The line between the automotive and tech industries is perpetually being blurred. In fact, CES — the tech world's giant annual electronics show in Las Vegas that takes place every January — featured so much auto technology this year that observers joked that the letters no longer stood for "Consumer Electronics Show," but rather "Car Electronics Show."
As self-driving cars move from fantasy to development to, eventually, commonplace on the roads, the connection between vehicles and the tech world will become even more inextricable.
And while every major automaker would love to be the marque that puts the first autonomous car on the market, the computing technology — not the engine and transmission coming off an assembly line — still must advance in the coming years before a car self-drives itself off the lot for you.
On the heels of a recent multibillion-dollar acquisition, a familiar name in computing may soon be responsible for coming advances in autonomous vehicle technology — and could ignite a great deal of competition among the players already in the auto tech world.
On March 13, Intel purchased Israeli firm Mobileye for $15 billion, jumping into the automotive sector in a massive way. Intel is the dominant company for CPUs in desktops and laptops, dwarfing nearest competitor AMD's market share, but it had not made a big splash in self-driving car technology until now.
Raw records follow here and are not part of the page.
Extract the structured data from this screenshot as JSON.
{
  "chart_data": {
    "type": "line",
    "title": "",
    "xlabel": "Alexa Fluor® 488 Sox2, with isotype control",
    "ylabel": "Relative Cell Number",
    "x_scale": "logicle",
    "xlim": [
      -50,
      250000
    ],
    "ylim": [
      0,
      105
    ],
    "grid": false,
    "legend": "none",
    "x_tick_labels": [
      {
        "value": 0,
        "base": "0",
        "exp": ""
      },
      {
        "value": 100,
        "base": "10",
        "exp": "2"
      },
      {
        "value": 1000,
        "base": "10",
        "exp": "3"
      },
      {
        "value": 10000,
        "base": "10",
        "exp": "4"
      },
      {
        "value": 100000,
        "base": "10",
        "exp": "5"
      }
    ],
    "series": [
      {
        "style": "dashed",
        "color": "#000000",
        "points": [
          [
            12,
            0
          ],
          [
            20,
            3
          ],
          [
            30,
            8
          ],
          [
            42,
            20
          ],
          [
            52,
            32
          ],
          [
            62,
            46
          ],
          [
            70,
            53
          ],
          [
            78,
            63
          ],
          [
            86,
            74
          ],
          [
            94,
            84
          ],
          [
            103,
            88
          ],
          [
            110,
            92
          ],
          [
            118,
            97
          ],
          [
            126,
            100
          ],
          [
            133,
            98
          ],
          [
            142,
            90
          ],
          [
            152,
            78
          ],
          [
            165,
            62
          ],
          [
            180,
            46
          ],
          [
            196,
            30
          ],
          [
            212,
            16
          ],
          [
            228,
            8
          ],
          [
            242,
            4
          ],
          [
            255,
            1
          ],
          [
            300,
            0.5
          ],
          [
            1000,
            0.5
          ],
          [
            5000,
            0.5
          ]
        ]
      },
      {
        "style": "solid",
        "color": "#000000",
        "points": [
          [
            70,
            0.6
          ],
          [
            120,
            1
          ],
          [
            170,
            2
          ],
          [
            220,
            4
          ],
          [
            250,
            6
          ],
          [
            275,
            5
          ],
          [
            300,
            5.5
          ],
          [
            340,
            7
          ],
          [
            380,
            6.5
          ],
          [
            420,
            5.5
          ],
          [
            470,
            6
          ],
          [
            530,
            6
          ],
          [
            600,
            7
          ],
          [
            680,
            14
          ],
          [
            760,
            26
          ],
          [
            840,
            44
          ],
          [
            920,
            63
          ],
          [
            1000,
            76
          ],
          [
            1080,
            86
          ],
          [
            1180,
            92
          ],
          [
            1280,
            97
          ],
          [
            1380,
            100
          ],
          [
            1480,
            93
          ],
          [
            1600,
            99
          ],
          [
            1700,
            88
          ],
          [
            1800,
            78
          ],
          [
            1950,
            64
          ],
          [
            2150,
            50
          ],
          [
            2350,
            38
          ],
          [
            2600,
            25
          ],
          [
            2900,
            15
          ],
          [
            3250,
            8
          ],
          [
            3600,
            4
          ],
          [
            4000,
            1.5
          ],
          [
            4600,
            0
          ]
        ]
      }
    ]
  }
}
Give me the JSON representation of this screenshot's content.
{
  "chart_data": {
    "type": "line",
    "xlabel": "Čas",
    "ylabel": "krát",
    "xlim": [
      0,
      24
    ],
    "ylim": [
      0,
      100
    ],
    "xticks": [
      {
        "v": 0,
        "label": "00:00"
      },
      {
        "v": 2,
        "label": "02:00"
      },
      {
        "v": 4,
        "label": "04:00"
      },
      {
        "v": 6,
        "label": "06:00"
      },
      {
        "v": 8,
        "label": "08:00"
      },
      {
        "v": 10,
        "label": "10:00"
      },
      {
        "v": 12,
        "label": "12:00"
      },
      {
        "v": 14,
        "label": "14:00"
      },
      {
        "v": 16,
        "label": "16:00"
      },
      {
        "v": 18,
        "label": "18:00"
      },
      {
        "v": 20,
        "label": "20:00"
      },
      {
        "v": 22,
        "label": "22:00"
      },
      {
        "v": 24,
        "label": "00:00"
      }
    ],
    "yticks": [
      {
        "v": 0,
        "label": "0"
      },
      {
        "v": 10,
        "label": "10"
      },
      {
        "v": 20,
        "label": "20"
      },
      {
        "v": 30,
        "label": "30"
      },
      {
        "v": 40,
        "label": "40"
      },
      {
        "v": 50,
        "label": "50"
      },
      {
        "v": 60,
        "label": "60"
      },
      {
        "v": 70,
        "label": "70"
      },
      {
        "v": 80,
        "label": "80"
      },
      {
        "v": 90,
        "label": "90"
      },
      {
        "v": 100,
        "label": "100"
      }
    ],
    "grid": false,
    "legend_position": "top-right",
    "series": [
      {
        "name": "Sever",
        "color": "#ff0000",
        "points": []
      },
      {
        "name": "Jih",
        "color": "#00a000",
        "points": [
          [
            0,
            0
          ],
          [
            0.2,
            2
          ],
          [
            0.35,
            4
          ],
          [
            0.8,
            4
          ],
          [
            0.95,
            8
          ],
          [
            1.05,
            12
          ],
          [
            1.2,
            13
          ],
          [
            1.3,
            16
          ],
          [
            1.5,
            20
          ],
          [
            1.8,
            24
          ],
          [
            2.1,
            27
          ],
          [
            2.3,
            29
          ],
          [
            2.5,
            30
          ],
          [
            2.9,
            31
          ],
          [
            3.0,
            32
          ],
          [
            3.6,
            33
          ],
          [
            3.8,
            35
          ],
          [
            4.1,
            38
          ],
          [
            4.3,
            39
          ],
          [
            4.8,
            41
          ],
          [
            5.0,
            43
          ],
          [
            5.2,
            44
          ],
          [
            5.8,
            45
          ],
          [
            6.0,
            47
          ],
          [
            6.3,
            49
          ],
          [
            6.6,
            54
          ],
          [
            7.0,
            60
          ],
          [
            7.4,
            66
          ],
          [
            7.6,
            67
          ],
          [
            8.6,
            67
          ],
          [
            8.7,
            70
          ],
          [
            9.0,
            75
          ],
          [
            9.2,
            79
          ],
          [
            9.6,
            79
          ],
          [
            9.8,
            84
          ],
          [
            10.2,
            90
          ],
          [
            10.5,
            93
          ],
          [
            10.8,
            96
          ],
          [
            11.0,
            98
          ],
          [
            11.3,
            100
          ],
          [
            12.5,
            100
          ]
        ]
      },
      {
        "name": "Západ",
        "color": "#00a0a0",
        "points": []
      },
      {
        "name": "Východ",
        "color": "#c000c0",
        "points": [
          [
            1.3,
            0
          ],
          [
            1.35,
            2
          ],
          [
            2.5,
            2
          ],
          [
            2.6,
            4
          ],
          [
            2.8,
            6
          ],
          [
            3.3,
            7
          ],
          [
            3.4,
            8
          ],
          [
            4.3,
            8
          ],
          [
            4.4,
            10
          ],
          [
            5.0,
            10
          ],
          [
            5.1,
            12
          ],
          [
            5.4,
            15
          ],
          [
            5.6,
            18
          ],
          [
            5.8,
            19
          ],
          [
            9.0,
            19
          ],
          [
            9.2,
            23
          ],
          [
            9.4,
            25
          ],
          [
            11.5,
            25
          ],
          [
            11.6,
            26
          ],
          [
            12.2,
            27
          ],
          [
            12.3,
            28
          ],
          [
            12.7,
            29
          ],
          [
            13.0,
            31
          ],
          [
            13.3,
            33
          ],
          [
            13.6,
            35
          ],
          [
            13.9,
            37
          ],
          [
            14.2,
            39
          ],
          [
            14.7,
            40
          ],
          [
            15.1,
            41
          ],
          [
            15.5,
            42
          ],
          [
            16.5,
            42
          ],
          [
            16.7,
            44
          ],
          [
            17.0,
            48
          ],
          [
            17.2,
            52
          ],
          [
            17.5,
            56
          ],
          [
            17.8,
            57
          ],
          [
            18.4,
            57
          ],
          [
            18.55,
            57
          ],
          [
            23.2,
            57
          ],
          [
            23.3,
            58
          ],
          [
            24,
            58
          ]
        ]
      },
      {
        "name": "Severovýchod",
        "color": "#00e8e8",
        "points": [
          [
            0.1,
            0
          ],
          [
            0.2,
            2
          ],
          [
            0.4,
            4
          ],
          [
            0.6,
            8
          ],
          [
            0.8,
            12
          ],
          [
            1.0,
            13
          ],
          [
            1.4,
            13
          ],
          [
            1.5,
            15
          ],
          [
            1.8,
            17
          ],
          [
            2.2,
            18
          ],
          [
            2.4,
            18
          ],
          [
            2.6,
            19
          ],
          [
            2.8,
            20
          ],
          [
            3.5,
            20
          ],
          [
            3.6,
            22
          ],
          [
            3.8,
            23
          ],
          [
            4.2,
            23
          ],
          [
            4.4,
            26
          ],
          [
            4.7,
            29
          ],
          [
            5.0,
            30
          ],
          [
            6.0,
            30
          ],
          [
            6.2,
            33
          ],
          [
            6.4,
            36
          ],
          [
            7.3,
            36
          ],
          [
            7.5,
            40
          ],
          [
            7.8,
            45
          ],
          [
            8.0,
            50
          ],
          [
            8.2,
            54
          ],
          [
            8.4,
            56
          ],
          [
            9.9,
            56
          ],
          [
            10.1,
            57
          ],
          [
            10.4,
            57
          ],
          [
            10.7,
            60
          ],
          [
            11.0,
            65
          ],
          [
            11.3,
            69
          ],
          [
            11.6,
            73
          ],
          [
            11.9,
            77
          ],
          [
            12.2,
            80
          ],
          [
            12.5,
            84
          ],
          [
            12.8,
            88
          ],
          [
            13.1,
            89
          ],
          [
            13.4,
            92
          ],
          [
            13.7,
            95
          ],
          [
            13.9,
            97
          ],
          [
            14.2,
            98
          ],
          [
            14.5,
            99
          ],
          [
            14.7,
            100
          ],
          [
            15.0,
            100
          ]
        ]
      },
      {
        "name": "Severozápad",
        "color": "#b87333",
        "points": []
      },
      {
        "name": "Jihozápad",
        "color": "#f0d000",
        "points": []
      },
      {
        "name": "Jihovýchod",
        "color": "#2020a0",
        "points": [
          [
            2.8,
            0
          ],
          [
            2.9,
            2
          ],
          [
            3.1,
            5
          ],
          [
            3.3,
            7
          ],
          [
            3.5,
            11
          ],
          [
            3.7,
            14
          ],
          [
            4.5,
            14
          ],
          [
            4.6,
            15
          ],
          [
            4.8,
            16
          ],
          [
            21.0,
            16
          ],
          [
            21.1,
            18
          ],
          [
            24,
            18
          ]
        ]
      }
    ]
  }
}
As Vox tech writer Timothy B. Lee writes, the Mobileye purchase makes a lot of sense for Intel, due to an analogous business model of providing automakers and PC-makers, respectively, important component parts.
"Customers who buy cars with Mobileye chips and sensors inside may not even know they're using Mobileye technology. They'll just know they bought a car from Ford or Volvo or whoever. Which is exactly how the carmakers like it," Lee speculates.
The timing of the acquisition speaks of this being a necessary one for a huge tech player like Intel. Goldman Sachs estimates that the self-driving car market will be worth $96 billion in 2025 and $290 billion in 2035, up from just $3 billion in 2015.
Furthermore, while Intel had invested in some self-driving startups, according to CNBC, its competitors have been in the autonomous vehicle world in a much more substantive way.
Nvidia, albeit more known for graphics cards as opposed to Intel's CPUs, is thought to be the current leader in self-driving computing. Its development in the self-driving car world has been partly responsible for its soaring stock price during the last two years, and its clients include Honda, Volvo, Mercedes-Benz and Tesla.
And just days after Intel announced its Mobileye purchase, Nvidia and Bosch unveiled a new artificial intelligence computer for self-driving cars with the necessary computing strength for "Level 4" autonomous driving, whereby a car can fully drive on its own with a human present in case of necessary intervention. To put that in context, Level 5 driving, the top level on the Society of Automotive Engineers' scale, is completely autonomous with no need for any human input at any time.
AMD — the perpetual Intel rival for PC microprocessors — has also made efforts in the past several months to have its newest technology featured in futuristic uses like AI, machine learning and autonomous driving. ARM, a company best known for having its chips in smartphones, also recently announced a new chip aimed in part at self-driving technology.
In addition to the ground it may have already lost to competitors, the Mobileye acquisition comes as a risk for Intel, as it paid a 34.5 percent premium for Mobileye based on the Israeli company's stock price on March 13. Intel opening up the checkbook also comes at a time when AMD's new Ryzen CPU chip is getting tons of good press, possibly threatening Intel's stranglehold on its signature processors.
Nonetheless, Intel should still benefit from Mobileye's existing relationships with 27 car manufacturers, according to Mobileye CTO Amnon Shashua.
At this point in automotive history, computing technology is arguably as crucial to new cars as the four wheels touching the pavement. In the future, far less human input will be required in those new cars. How quickly we arrive at that future is as much the responsibility of computing firms as it is that of traditional automakers.